Reviewed by: Meredith McGrane
Leonard Cohen was a poet turned novelist turned singer-songwriter. A Jewish Canadian who spent time in a Zen monastery, he performed and released records from the 1960s until three weeks before his death in 2016. He was a spiritual seeker, in love with the creative process. And he wrote a song, once rejected by Columbia Records, that has transcended time, age, religion, and genre to become one of the most powerful, resonant, connecting, and universal songs of our time. Hallelujah. Hallelujah. Hallelujah!
Hallelujah: Leonard Cohen, a Journey, a Song was released on Netflix in January 2023. The documentary presents like a conversation, which feels as intimate as Cohen’s poetic lyrics. It weaves a spiritual path for Cohen, and the viewer meanders along. But mostly the film reflects on the seven-year journey to writing the song “Hallelujah,” while also speaking to its evolution from record label reject to cover song hit (from artists like Bob Dylan, Jeff Buckley, and Rufus Wainwright) to a truly timeless and universal ballad.
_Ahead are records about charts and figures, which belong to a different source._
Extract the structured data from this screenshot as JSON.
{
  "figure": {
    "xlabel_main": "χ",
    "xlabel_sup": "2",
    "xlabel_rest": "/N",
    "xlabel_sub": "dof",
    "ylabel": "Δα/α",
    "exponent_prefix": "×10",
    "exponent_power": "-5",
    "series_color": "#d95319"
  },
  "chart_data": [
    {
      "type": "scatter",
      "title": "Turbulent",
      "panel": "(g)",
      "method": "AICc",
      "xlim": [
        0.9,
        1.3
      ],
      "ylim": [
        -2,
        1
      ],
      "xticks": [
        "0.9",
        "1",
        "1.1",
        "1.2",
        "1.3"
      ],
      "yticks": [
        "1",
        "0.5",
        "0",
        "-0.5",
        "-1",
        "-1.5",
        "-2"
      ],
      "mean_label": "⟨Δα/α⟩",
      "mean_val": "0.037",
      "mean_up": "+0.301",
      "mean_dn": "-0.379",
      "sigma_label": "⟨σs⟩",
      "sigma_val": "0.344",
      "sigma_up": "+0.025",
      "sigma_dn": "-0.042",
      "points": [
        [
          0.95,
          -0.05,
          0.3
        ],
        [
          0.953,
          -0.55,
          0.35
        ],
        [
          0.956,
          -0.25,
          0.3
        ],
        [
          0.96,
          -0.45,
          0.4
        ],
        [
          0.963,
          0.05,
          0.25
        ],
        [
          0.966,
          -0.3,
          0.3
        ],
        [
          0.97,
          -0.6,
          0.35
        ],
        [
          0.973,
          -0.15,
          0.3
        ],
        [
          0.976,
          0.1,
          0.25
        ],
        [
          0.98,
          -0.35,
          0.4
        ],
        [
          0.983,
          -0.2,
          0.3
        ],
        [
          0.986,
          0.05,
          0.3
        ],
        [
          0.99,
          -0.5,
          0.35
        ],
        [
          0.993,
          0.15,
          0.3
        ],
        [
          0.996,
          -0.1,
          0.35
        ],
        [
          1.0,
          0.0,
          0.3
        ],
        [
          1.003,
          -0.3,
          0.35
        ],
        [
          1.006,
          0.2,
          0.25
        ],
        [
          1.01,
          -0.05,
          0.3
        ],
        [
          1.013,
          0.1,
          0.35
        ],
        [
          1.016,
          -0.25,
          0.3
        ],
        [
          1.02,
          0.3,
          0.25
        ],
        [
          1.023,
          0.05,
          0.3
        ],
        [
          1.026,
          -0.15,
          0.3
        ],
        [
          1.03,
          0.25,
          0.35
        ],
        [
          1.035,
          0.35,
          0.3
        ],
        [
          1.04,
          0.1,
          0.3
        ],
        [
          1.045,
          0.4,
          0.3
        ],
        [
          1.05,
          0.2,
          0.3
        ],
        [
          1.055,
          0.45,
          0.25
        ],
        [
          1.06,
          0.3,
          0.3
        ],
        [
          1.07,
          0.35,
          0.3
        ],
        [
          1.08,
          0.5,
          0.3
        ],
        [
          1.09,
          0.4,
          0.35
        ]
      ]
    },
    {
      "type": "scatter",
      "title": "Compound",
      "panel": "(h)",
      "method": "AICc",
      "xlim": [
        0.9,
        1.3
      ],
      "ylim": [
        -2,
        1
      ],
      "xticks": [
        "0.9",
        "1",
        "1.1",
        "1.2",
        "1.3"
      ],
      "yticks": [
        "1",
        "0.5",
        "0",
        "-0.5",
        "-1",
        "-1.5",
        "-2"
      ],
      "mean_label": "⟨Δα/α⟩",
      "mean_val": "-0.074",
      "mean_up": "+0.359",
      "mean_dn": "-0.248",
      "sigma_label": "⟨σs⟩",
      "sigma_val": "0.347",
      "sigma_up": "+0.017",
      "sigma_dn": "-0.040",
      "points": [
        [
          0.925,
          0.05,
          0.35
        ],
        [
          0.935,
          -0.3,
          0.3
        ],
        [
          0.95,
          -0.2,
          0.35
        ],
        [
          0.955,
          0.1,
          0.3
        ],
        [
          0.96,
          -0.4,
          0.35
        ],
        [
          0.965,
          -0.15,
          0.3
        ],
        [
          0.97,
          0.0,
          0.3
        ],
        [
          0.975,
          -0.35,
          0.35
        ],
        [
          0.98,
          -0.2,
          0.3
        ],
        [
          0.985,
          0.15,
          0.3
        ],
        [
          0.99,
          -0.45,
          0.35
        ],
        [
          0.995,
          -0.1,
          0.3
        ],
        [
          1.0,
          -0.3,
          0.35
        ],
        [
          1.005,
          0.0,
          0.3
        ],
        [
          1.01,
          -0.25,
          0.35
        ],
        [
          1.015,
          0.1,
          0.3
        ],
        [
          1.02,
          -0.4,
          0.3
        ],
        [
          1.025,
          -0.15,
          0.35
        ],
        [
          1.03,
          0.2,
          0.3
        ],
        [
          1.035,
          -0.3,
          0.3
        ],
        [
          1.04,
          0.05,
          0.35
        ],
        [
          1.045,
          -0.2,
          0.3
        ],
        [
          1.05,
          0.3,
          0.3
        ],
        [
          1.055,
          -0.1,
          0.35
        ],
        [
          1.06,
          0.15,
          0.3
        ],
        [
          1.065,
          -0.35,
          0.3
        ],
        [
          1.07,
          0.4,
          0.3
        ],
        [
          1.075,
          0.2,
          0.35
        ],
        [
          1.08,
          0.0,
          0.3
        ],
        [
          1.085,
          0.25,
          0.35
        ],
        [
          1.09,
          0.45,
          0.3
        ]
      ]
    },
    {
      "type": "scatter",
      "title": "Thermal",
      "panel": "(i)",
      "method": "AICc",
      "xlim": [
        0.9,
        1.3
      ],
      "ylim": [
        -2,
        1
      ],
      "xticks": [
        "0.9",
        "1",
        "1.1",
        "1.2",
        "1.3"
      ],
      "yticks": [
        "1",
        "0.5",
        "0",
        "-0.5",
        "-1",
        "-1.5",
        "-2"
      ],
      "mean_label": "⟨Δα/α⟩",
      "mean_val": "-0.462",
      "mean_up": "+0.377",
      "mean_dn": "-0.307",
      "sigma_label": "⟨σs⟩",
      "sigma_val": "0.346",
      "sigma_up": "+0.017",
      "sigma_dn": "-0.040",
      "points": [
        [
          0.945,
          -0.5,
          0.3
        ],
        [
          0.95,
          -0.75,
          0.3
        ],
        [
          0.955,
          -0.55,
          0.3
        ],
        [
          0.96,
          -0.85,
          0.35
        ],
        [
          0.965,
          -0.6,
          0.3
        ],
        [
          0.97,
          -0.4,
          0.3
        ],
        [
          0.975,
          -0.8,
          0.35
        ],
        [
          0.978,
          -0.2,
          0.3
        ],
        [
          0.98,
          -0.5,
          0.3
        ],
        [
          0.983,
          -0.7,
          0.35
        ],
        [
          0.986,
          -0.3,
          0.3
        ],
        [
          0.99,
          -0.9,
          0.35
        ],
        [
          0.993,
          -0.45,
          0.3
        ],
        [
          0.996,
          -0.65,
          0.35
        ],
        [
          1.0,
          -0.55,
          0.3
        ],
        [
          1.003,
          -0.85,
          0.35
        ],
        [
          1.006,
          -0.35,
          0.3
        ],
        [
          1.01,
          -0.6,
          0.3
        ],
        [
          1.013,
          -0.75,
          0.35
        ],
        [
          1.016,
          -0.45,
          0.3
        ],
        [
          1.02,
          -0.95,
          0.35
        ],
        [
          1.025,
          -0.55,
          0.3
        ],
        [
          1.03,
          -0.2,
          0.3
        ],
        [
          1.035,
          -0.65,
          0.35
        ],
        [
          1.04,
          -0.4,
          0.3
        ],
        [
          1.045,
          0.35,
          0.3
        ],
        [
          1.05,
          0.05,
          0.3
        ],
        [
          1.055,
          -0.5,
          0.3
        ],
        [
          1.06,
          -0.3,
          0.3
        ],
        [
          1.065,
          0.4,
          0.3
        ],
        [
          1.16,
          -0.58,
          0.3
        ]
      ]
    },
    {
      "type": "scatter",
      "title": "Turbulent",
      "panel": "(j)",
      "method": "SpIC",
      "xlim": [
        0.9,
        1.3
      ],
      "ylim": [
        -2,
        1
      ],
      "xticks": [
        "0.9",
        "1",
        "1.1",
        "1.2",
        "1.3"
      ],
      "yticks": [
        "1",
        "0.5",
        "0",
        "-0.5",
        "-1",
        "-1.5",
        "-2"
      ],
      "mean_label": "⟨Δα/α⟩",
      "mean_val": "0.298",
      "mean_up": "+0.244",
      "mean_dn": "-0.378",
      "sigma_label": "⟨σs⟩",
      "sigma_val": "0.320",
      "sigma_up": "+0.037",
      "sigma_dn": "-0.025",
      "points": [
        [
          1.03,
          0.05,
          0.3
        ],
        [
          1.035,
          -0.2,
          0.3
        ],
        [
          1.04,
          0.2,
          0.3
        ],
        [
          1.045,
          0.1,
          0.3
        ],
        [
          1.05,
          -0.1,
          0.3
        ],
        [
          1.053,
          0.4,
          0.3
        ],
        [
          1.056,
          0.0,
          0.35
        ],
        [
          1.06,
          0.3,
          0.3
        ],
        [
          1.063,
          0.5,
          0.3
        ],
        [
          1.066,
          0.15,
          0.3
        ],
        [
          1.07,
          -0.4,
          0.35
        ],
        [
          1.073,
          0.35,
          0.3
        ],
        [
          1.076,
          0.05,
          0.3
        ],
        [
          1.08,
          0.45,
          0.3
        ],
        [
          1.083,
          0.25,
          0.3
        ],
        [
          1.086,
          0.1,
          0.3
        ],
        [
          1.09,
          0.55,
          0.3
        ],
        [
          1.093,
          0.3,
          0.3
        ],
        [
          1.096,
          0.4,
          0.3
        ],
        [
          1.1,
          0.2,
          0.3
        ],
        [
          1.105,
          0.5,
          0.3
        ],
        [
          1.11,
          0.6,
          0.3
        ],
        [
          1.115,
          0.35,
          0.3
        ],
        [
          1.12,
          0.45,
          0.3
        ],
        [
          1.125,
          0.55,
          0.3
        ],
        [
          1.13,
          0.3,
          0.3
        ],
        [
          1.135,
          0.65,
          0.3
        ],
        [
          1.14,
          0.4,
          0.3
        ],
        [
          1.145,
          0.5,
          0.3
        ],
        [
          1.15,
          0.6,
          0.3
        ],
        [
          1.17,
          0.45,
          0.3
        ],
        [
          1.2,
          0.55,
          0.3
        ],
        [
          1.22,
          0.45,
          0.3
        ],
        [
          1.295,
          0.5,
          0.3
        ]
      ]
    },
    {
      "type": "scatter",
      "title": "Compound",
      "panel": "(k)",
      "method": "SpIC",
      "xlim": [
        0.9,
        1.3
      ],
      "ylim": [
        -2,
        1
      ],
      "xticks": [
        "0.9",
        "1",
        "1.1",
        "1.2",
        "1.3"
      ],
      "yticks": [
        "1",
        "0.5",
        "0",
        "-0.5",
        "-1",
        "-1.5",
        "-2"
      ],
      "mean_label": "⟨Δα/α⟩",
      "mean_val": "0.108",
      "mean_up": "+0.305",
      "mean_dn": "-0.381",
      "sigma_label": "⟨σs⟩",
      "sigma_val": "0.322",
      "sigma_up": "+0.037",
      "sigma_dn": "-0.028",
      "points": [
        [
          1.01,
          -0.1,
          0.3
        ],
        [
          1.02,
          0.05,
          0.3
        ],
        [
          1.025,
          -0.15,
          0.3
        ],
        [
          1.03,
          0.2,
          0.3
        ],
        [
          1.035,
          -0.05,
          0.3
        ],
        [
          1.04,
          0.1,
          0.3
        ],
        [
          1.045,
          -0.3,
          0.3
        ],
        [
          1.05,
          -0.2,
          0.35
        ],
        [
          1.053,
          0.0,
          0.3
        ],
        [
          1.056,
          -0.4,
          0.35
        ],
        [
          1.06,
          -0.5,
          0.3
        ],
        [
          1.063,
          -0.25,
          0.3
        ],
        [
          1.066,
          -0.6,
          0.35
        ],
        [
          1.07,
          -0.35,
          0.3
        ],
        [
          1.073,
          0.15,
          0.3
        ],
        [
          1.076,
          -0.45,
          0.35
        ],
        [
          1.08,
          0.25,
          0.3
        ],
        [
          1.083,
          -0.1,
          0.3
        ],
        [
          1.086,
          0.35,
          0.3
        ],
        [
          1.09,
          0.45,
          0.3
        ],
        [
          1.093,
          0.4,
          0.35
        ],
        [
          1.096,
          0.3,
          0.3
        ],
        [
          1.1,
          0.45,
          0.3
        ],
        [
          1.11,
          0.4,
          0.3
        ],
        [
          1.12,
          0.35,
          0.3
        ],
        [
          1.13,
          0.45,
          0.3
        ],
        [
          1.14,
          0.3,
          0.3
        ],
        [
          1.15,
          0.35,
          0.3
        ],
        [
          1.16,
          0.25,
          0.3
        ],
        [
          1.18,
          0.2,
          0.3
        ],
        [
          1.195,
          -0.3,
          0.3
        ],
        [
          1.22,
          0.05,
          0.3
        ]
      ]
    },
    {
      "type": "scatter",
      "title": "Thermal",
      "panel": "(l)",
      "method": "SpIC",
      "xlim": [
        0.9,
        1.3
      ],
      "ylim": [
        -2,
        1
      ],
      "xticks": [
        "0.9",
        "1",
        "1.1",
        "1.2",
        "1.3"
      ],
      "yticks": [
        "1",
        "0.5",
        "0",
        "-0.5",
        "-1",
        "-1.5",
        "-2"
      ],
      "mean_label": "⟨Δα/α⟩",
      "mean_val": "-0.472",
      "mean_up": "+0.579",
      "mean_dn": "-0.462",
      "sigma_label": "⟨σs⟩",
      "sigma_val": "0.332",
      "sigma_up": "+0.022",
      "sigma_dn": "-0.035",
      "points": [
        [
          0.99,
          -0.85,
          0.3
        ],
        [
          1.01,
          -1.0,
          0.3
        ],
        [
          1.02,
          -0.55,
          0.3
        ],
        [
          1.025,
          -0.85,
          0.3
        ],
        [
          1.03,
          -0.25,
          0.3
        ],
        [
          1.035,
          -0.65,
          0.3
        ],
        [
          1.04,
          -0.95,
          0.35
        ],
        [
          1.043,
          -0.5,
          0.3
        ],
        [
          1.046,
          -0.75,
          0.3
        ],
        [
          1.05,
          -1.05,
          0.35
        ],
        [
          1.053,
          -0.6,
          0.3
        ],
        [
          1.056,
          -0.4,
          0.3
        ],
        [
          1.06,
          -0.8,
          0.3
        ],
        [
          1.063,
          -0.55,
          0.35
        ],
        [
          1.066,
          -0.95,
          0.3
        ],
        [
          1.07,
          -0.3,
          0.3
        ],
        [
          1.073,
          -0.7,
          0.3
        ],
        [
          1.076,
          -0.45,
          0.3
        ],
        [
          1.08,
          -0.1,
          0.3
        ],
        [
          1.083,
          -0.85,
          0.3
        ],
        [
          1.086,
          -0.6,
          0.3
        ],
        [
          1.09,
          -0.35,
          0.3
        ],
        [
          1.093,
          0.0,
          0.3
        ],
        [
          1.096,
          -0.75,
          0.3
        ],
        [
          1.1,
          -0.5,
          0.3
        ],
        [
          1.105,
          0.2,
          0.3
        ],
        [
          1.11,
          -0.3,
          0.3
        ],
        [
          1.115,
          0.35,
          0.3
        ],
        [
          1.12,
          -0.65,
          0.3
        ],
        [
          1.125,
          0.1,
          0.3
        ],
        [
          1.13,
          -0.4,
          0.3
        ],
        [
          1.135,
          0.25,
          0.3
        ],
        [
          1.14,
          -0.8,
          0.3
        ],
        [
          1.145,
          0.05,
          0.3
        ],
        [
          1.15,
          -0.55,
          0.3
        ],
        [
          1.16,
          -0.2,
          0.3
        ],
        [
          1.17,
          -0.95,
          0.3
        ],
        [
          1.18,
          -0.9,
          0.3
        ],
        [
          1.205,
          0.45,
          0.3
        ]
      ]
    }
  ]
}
The film also serves to inspire! Cohen, who started writing songs around age 30, reaching commercial success in his 40s, and singing at Coachella in his 70s, teaches us that it’s never too late to start…anything. He was a man deep into his creative process, bringing pen to paper in illegible scratches, and spent seven years writing “Hallelujah.” Also teaching us to never give up.
Cohen’s vast body of musical wonderment (and the song “Hallelujah” itself) sings with the vignettes of life and the philosophies of the artist’s heart and mind and is truly poetry set to music. In the film, Cohen muses, “If I knew where songs came from, I would go there more often.” But it’s hearing artist after artist, through the decades, and posthumously in a Leonard Cohen memorial concert, all singing this song, “Hallelujah,” that reminds the viewer of how transcendent one song can become.
“And every breath we drew was, Hallelujah.” Indeed it was, Leonard.